Commettiamo sbagli, tanti sbagli sì, innumerevoli. Ne commetteremo finché non avremo pace una volta per tutte.
Per quanto potremo mai impegnarci feriremo delle persone. Saremo feriti anche noi a nostra volta, ahimè. Io credo sia veramente una ruota che gira, che gira.. La sofferenza, la compunzione, il rimorso ci rendono più forti, dicono, io mi associo-mi associo e credo anche che senza quei sentimenti estremi e intensi(in bene e male) non ci sentiremo nemmeno reali. È questa la nostra natura. O no?
Noi, vittima e carnefice. Martire e persecutore. Ha senso lamentarsi? Parole al vento.
In amore c’è o c’è mai stata giustizia? Conta avere ragione? Beh io credo di no e credo anche che rendersene conto ci renda ancor più avviliti, depressi. Continuiamo a ripetere le stesse cose. Non si vuole aprire gli occhi, non vogliamo ammettere la nostra sconfitta. Quale umiliazione. Quale vergogna, Sì è una vergogna e Che fallimento. Puff.
Ti alzerai un giorno e proverai a voltare pagina, lo dirai tante volte. Alla fine vincerai te, Se vorrai-Basta crogiolarsi nei ricordi, nel dolore. Ciò che serve è tempo: tempo per capire, tempo per essere incazzati, tempo per dimenticare, tempo per crescere, tempo per voltare quella bella pagina finita con uno scarabocchio-tempo per maturare quella sorta di indifferenza. Arriverà un giorno in cui non ci penserai più. Te lo giuro.
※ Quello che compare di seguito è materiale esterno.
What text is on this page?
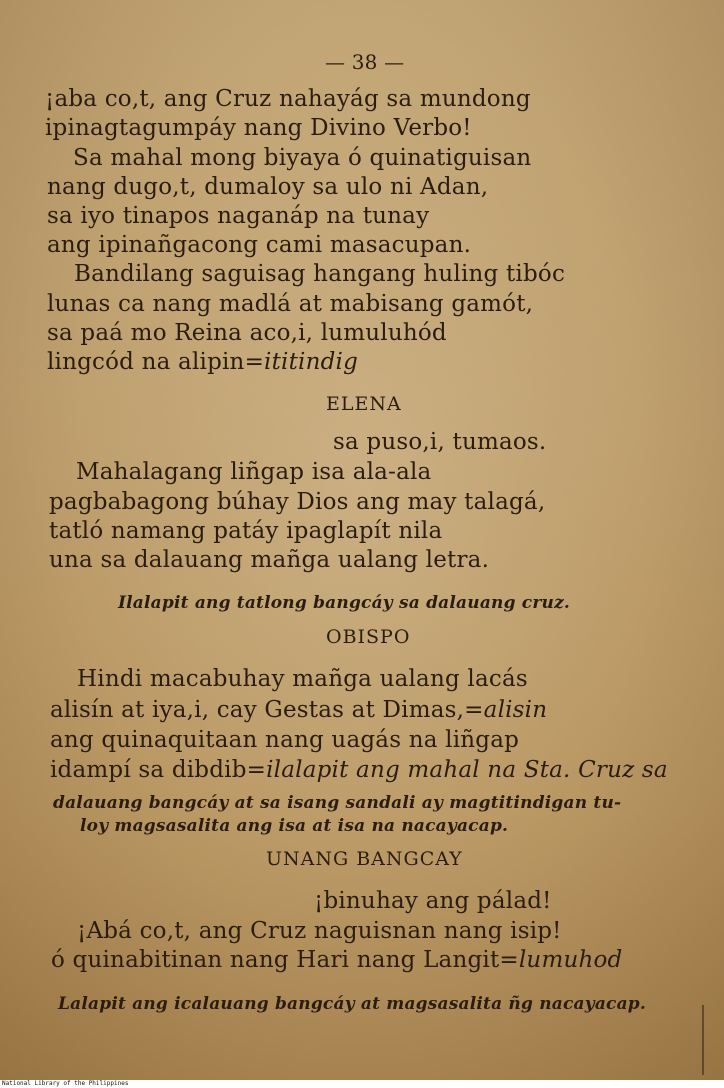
— 38 —
¡aba co,t, ang Cruz nahayág sa mundong
ipinagtagumpáy nang Divino Verbo!
Sa mahal mong biyaya ó quinatiguisan
nang dugo,t, dumaloy sa ulo ni Adan,
sa iyo tinapos naganáp na tunay
ang ipinañgacong cami masacupan.
Bandilang saguisag hangang huling tibóc
lunas ca nang madlá at mabisang gamót,
sa paá mo Reina aco,i, lumuluhód
lingcód na alipin=ititindig
ELENA
sa puso,i, tumaos.
Mahalagang liñgap isa ala-ala
pagbabagong búhay Dios ang may talagá,
tatló namang patáy ipaglapít nila
una sa dalauang mañga ualang letra.
Ilalapit ang tatlong bangcáy sa dalauang cruz.
OBISPO
Hindi macabuhay mañga ualang lacás
alisín at iya,i, cay Gestas at Dimas,=alisin
ang quinaquitaan nang uagás na liñgap
idampí sa dibdib=ilalapit ang mahal na Sta. Cruz sa
dalauang bangcáy at sa isang sandali ay magtitindigan tu-
loy magsasalita ang isa at isa na nacayacap.
UNANG BANGCAY
¡binuhay ang pálad!
¡Abá co,t, ang Cruz naguisnan nang isip!
ó quinabitinan nang Hari nang Langit=lumuhod
Lalapit ang icalauang bangcáy at magsasalita ñg nacayacap.
National Library of the Philippines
Quando qualcuno ci ferisce, ci umilia, quando quel qualcuno ci lascia con un pugno di mosche in mano vogliamo che soffra, sì vogliamo che soffra quanto noi, vogliamo che capisca. Perdonare? Mi riecheggia tanto la parabola de ‘il figliol prodigo’, non mi è mai piaciuta tanto, ne l’ho mai condivisa tanto. Non lo so. La nostra massima aspirazione rimane quella di riuscire a dimenticare un giorno non troppo lontano, riprendere il ritmo, ritrovare la serenità, il sorriso. Ma poi cadremo ancora. Qualcuno cadrà a causa nostra e magari non ce ne renderemo neanche troppo conto. Quel Qualcuno spererà che soffriremo. È sempre la stessa ruota di prima. Ci corazzeremo ‘per evitare altre inculate’ ma appena cominceremo a crederCI ancora una volta, a credere in qualcuno.. Lasceremo tutte le nostre paranoie, getteremo per terra la nostra bella armatura e dopo un po’d’esitazione ci butteremo a capofitto- come non abbiamo fatto mai. Banalizzeremo o magari rinnegheremo quello che abbiamo sofferto, ci rideremo un po’su.
Fa male illudersi, sognare? Forse sì. Ma è inutile star qui a polemizzare, con tutta la nostra forza ci aggrappiamo alle nostre speranze, ai nostri sogni, cerchiamo qualcuno con cui condividere i nostri pensieri e se poi tutto questo non durerà per sempre PACE.
La felicità si conosce col dolore -Il simile conosce il dissimile.
Risaliremo su quella giostra chiamata Fortuna, forza e coraggio. Chissà che ci aspetta.
Pregherò bestemmiando come G. se qualche Dio proverà a scegliere per me un destino stronzo. Presuntuosa lo so. Scusa dio(?).
Volevo lasciarti un commento ma sarebbe venuto troppo lungo. Questo è quello che credo.
Qua nessuno c’ha il libretto d’istruzioni, tranquilla. Nessuno, nessuno ce l’ha.
Ti voglio bene A.
Perdona il mio errore Ale.
Voglio bene a te, grazie per la fiducia. Vorrei non deluderti mai, il che è leggermente non in-linea con il che ho detto fino ad ora, accetta almeno la mia buona volontà.
Vi abbraccio. Pulcino saggio un corno.